Swegle in a promotional video released by the Navy said she was inspired to become a fighter pilot after her parents took her to see displays from the Blue Angels as a kid.
“My parents raised me and they told me that I can be whatever I wanted to be. We would go see the Blue Angels when they were in town,” she said. “They were just so cool I loved them. I love fast planes.”
Swegle said she hadn’t known she would be the first black woman to reach such heights in the Navy’s 110 years of aviation and stressed that “representation is important because we are a very diverse nation.”
“I don’t think the goal in my life is to necessarily be the first at anything,” Swegle added. “That was never something that I set out to do, it was just something I was interested in and I found out later.”
The Navy first permitted women to fly military aircraft in 1973, when aviation pioneer Rosemary Mariner and six other women were given their wings.
Swegle said she had not flown before her “daunting” three-year training and found the exhilaration to be unmatched.
“It took a lot of fighting the aircraft to figure out how it was going to perform,” she said.
“Looking back it’s amazing to think about where I started and I had never been in an airplane before so, it’s just one step at a time,” Swegle added. “It’s really cool to think of all of the things that I’ve done now which I’d never thought that I’d be able to do.”
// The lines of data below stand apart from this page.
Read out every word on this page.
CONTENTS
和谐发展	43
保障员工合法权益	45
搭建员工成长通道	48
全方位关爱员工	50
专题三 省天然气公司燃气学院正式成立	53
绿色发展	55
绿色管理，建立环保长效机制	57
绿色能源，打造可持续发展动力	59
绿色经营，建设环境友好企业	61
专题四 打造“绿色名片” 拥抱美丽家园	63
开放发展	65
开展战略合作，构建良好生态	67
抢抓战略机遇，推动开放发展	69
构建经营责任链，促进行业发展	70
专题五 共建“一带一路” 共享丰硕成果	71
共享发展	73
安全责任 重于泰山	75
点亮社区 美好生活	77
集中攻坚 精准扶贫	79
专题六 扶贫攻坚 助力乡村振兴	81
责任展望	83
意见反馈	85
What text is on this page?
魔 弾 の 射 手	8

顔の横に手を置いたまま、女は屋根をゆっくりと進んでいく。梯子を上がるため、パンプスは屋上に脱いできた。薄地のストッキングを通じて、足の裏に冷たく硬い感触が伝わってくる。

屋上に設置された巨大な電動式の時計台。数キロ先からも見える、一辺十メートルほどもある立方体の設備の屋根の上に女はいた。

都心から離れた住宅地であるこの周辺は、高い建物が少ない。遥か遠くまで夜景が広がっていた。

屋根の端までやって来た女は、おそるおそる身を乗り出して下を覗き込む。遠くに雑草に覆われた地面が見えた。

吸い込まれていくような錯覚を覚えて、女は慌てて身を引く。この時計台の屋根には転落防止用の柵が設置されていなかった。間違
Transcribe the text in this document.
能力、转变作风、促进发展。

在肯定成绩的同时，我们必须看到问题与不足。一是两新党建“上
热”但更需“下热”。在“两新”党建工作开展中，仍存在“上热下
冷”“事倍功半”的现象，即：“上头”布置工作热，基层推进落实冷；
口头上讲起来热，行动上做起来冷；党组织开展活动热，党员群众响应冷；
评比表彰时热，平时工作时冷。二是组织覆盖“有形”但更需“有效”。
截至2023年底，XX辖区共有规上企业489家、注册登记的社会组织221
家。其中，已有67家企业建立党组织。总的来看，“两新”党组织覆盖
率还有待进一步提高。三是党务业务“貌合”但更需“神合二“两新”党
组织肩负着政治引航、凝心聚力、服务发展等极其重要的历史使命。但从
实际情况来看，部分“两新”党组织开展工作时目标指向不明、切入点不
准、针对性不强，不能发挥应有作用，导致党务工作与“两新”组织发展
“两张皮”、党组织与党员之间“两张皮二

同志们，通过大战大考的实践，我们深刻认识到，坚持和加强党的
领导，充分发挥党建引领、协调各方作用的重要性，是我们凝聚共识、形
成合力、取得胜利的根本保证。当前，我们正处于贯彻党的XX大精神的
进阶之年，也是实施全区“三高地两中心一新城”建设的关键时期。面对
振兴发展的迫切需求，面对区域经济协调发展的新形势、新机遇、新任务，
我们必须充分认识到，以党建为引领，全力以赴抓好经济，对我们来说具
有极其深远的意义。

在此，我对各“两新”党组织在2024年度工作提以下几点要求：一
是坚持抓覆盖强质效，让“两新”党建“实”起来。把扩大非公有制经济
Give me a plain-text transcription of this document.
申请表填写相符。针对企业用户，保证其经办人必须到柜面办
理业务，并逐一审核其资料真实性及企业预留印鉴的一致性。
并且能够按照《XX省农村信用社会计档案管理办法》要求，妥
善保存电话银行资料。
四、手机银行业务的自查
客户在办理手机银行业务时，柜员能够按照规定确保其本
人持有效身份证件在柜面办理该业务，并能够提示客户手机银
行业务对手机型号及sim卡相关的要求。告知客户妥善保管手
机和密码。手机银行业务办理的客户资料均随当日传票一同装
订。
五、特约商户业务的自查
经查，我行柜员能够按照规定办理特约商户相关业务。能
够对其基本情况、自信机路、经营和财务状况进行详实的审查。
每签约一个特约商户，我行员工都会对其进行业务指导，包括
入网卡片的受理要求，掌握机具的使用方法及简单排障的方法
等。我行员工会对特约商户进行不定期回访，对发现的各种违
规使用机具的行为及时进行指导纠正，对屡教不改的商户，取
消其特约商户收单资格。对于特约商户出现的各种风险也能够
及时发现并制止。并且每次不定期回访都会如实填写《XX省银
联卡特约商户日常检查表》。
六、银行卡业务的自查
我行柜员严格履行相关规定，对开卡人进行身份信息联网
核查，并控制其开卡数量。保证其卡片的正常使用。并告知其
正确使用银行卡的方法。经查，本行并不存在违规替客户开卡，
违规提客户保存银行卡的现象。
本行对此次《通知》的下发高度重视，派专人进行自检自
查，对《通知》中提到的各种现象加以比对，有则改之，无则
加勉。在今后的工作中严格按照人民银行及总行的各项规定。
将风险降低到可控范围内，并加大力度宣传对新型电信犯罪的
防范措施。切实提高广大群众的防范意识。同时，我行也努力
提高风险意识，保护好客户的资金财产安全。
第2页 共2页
Women are still underrepresented among both Naval and commercial aviators, according to a 2018 report from the Pensacola News Journal. The Navy features 765 female pilots, about less than 7 percent of all its pilots across the ranks, Florida outlet found.
Matthew Maher, the Navy’s commanding officer of training, said he too was “supris[ed]” that there has not been a black woman before Swegle and that it was a “long time coming.” He added the Navy hadn’t confirmed the fact until Swegle had just a few flights remaining in her training.
“I hope that it inspires far more women and people of all kinds of diverse backgrounds to look at this as a great career choice,” Maher said. “It doesn’t matter who you are; what you look like; where you came from. Once you have the uniform on, we are all on the same team and we are all trying to accomplish the same mission.”